1er avril 2023

Dans B‌r‌i‌e‌f‌.‌m‌e ce week-end, les conflits liés à l’usage de l’eau en France, les carburants de synthèse, un podcast poignant sur l’alcoolisme chez les femmes et des stations de métro artistiques.

On revient au début

Les conflits liés à l’usage de l’eau

Emmanuel Macron a présenté jeudi un plan visant à améliorer la gestion de l’eau en France et à réaliser 10 % d’économies d’eau d’ici 2030. « Le changement climatique va nous priver de 30 % à 40 % de l’eau disponible dans notre pays à l’horizon 2050 », a-t-il affirmé. Le week-end dernier, une manifestation interdite et émaillée de violences a eu lieu à Sainte-Soline (Deux-Sèvres) pour protester contre un projet de « méga-bassine », une vaste réserve d’eau artificielle destinée à l’irrigation agricole. Menacée par le réchauffement climatique, la ressource en eau est au cœur de nombreux conflits empruntant des formes multiples et opposant ses différents usagers.

Le concept

Il existe de multiples usages de l’eau : pour la consommation potable, pour l’irrigation des terres agricoles, pour l’industrie ainsi que pour la production d’électricité. Le refroidissement des centrales électriques représentait près de la moitié de l’eau douce prélevée en France métropolitaine en 2019, devant la production d’eau potable (16,9 %) et les usages agricoles (10,1 %), selon le service statistiques du ministère de la Transition écologique. Une partie de cette eau prélevée est restituée au milieu naturel, dont une grande majorité des prélèvements effectués pour la production d’électricité. L’usage de l’eau fait l’objet d’une régulation en France. Une loi de 1992 reconnaît l’eau comme « patrimoine commun de la nation » – son usage appartient à tous – et affirme que sa protection est « d’intérêt général ». Les conflits liés à l’usage de l’eau se sont « multipliés et durcis depuis quelques années », relevait un rapport d’information de l’Assemblée nationale paru en juin 2020, estimant que « le choc des changements climatiques » avait « déjà commencé ».

Les dates clés

  • 1964
    Gestion et concertation

    La « loi sur l’eau » de 1964 organise la gestion de l’eau en France métropolitaine autour de six bassins hydrographiques correspondant aux grands fleuves [voir une carte]. Elle crée, pour chaque bassin, une agence de l’eau et un comité de bassin.
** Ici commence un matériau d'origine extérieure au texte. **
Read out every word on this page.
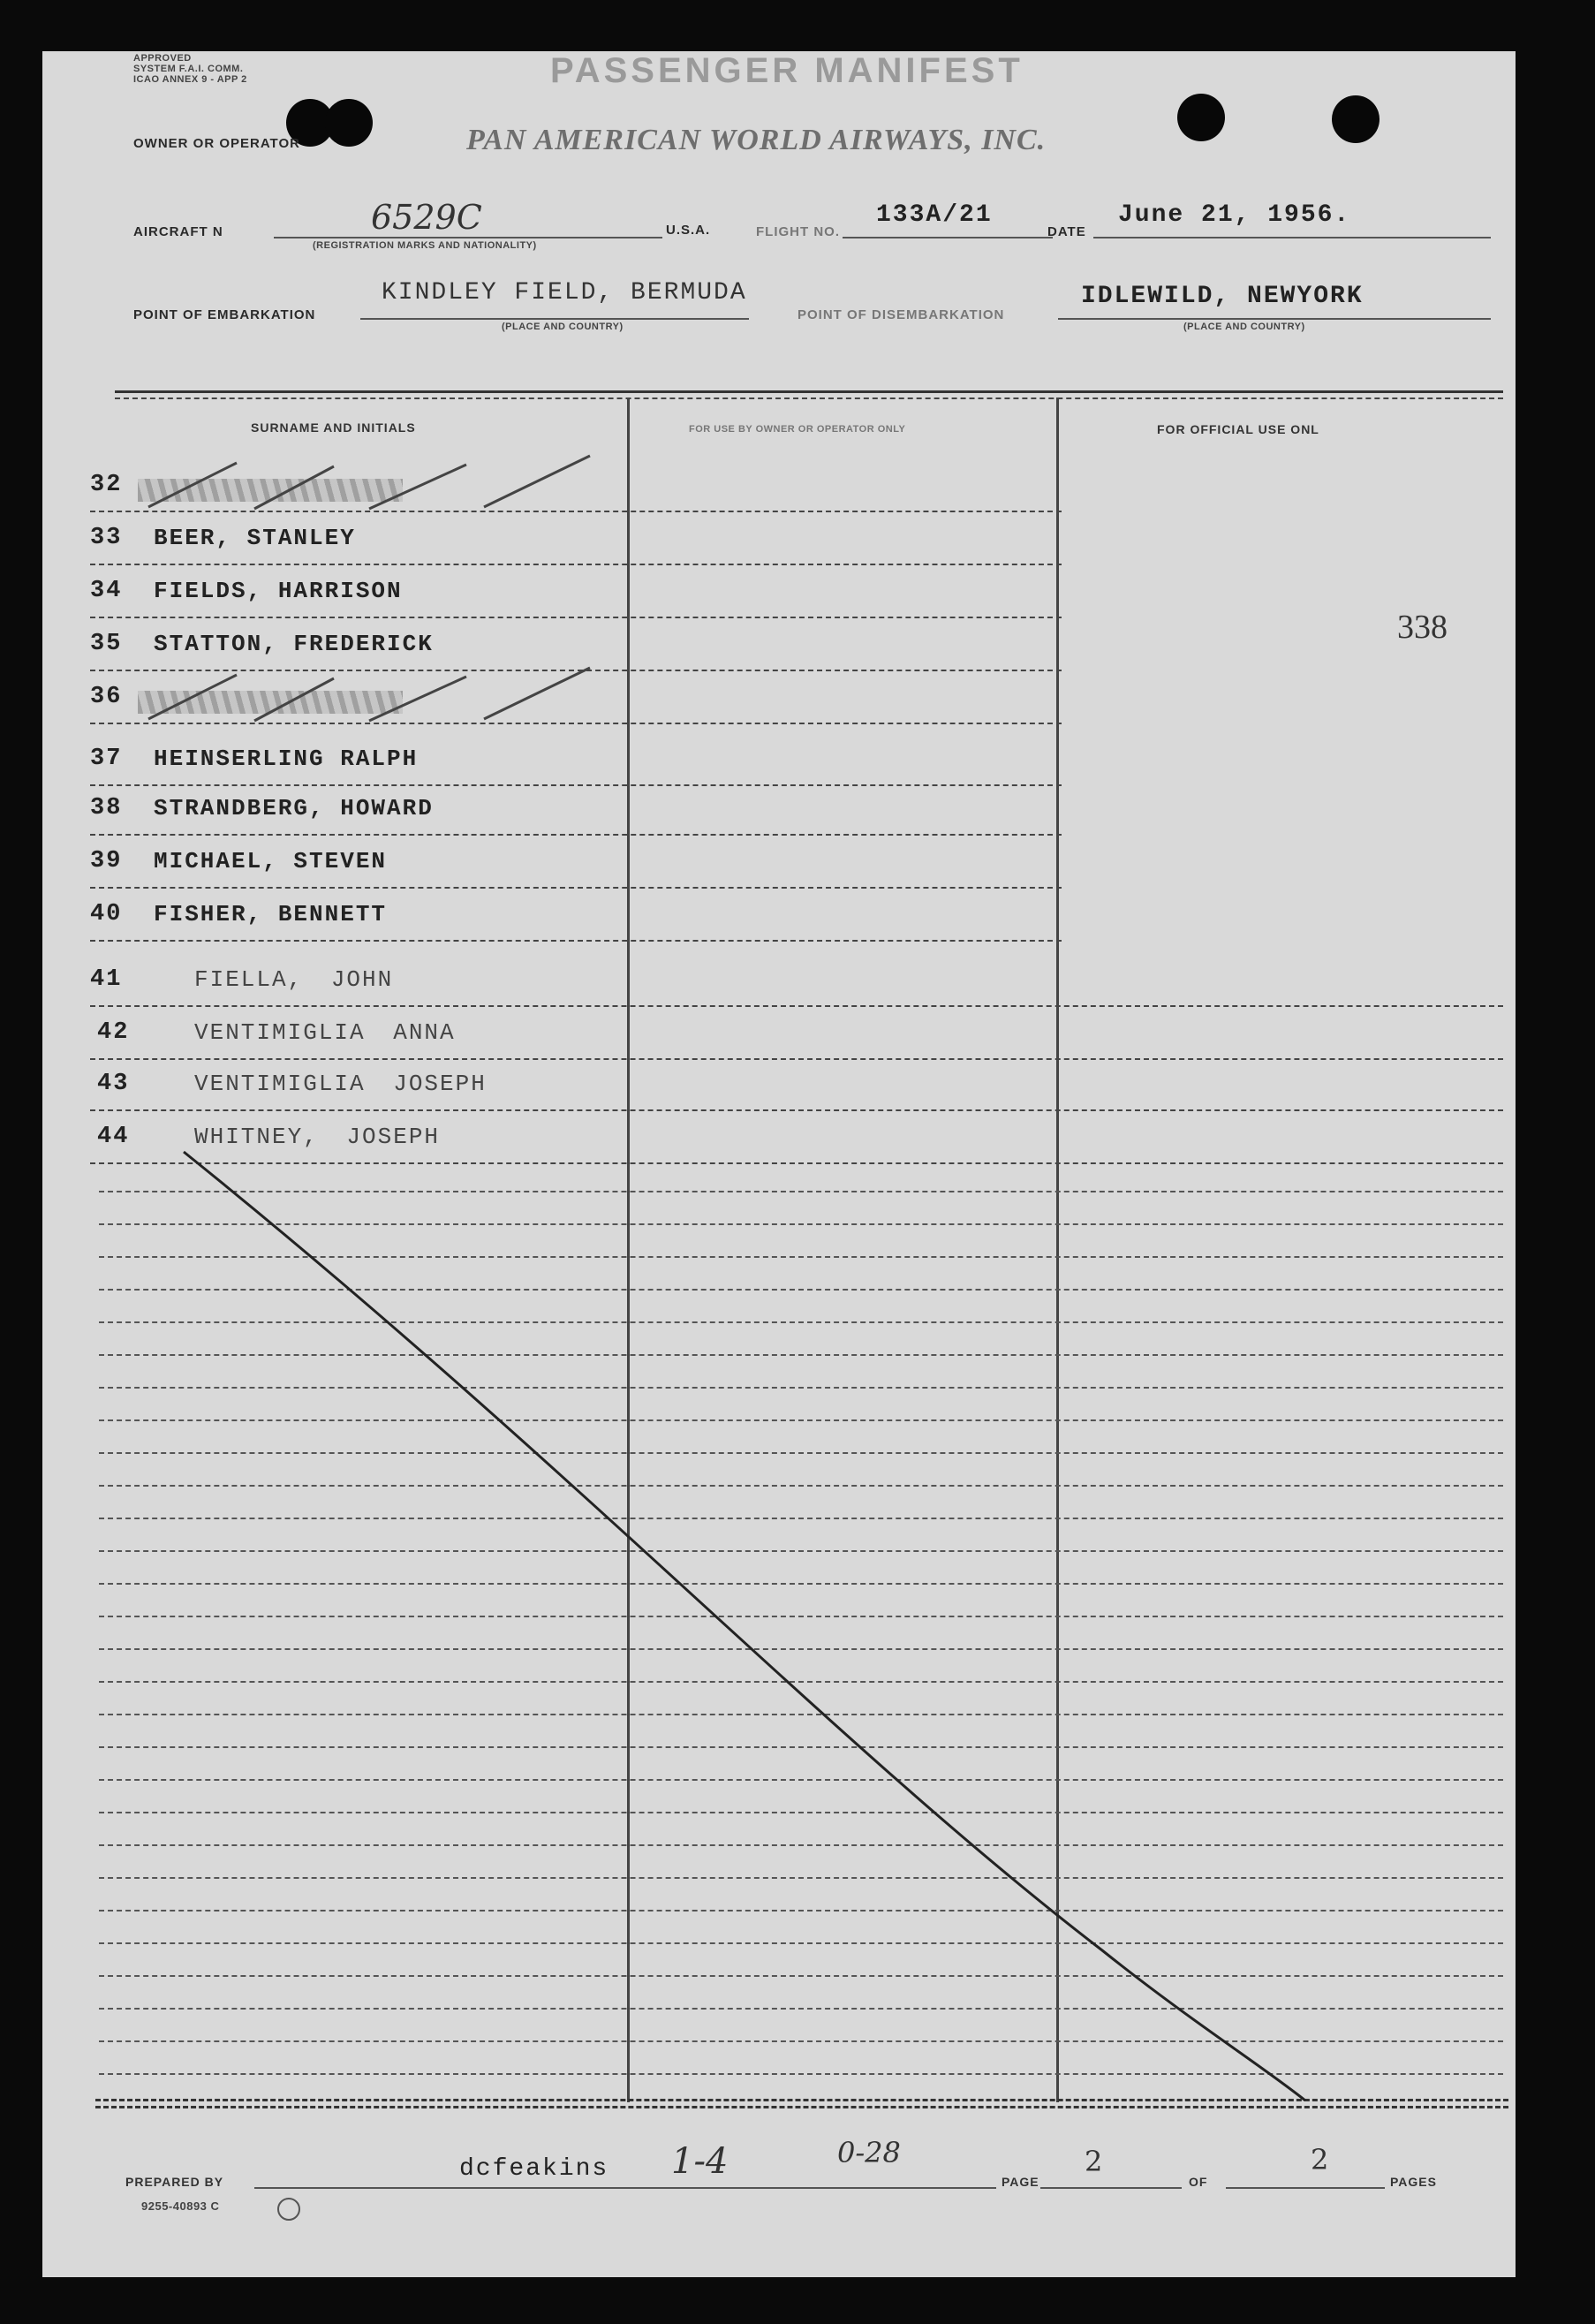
APPROVED
SYSTEM F.A.I. COMM.
ICAO ANNEX 9 - APP 2	PASSENGER MANIFEST
OWNER OR OPERATOR	PAN AMERICAN WORLD AIRWAYS, INC.
AIRCRAFT N	6529C
(REGISTRATION MARKS AND NATIONALITY)
U.S.A.	FLIGHT NO.
133A/21
DATE
June 21, 1956.
POINT OF EMBARKATION
KINDLEY FIELD, BERMUDA
(PLACE AND COUNTRY)
POINT OF DISEMBARKATION
IDLEWILD, NEWYORK
(PLACE AND COUNTRY)
SURNAME AND INITIALS	FOR USE BY OWNER OR OPERATOR ONLY	FOR OFFICIAL USE ONL
32
33 BEER, STANLEY
34 FIELDS, HARRISON
35 STATTON, FREDERICK
36
37 HEINSERLING RALPH
38 STRANDBERG, HOWARD
39 MICHAEL, STEVEN
40 FISHER, BENNETT
41	FIELLA, JOHN
42	VENTIMIGLIA ANNA
43	VENTIMIGLIA JOSEPH
44	WHITNEY, JOSEPH
338
PREPARED BY	dcfeakins 1-4	0-28
PAGE
2
OF
2
PAGES
9255-40893 C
Ce dernier est une instance de concertation entre des représentants de l’État, des collectivités locales et des usagers (agriculteurs, industriels, consommateurs, associations), qui définissent les actions à mener pour le partage et la protection de la ressource en eau. L’agence de l’eau met en œuvre les orientations fixées par le comité de bassin. Pour cela, elle perçoit des redevances dont s’acquittent les usagers de l’eau selon le principe du « pollueur-payeur » et les redistribue sous forme d’aides aux collectivités locales, acteurs économiques et non économiques pour financer leurs projets visant à préserver la ressource en eau. Ces projets doivent être « d’intérêt commun au bassin » (lutte contre la pollution, entretien, etc.), selon le Code de l’environnement.

  • 2004
    Des rejets néfastes

    Dans un arrêt rendu en 2004, la Cour de justice des Communautés européennes (CJCE), l’ancienne Cour de justice de l’Union européenne, chargée de garantir le respect de la législation européenne, condamne la France pour manquement à ses obligations en matière de lutte contre la pollution de la mer Méditerranée. Sont mis en cause les rejets dans l’étang de Berre, une lagune méditerranéenne située dans les Bouches-du-Rhône [voir une carte], d’eau douce et de limons (de la roche) provenant de la centrale hydro-électrique d’EDF de Saint-Chamas. La CJCE constate que les rejets de la centrale avaient fait l’objet d’autorisations non conformes de la part des autorités. La décision de la CJCE résulte d’un recours déposé par des pêcheurs, en litige avec EDF depuis plusieurs années, qui dénonçaient le rôle de ces rejets dans la modification de l’écosystème de l’étang. Ces rejets, trop massifs, ont contribué à la détérioration de la faune et de la flore marines dans la lagune, expliquait un rapport parlementaire de 2020.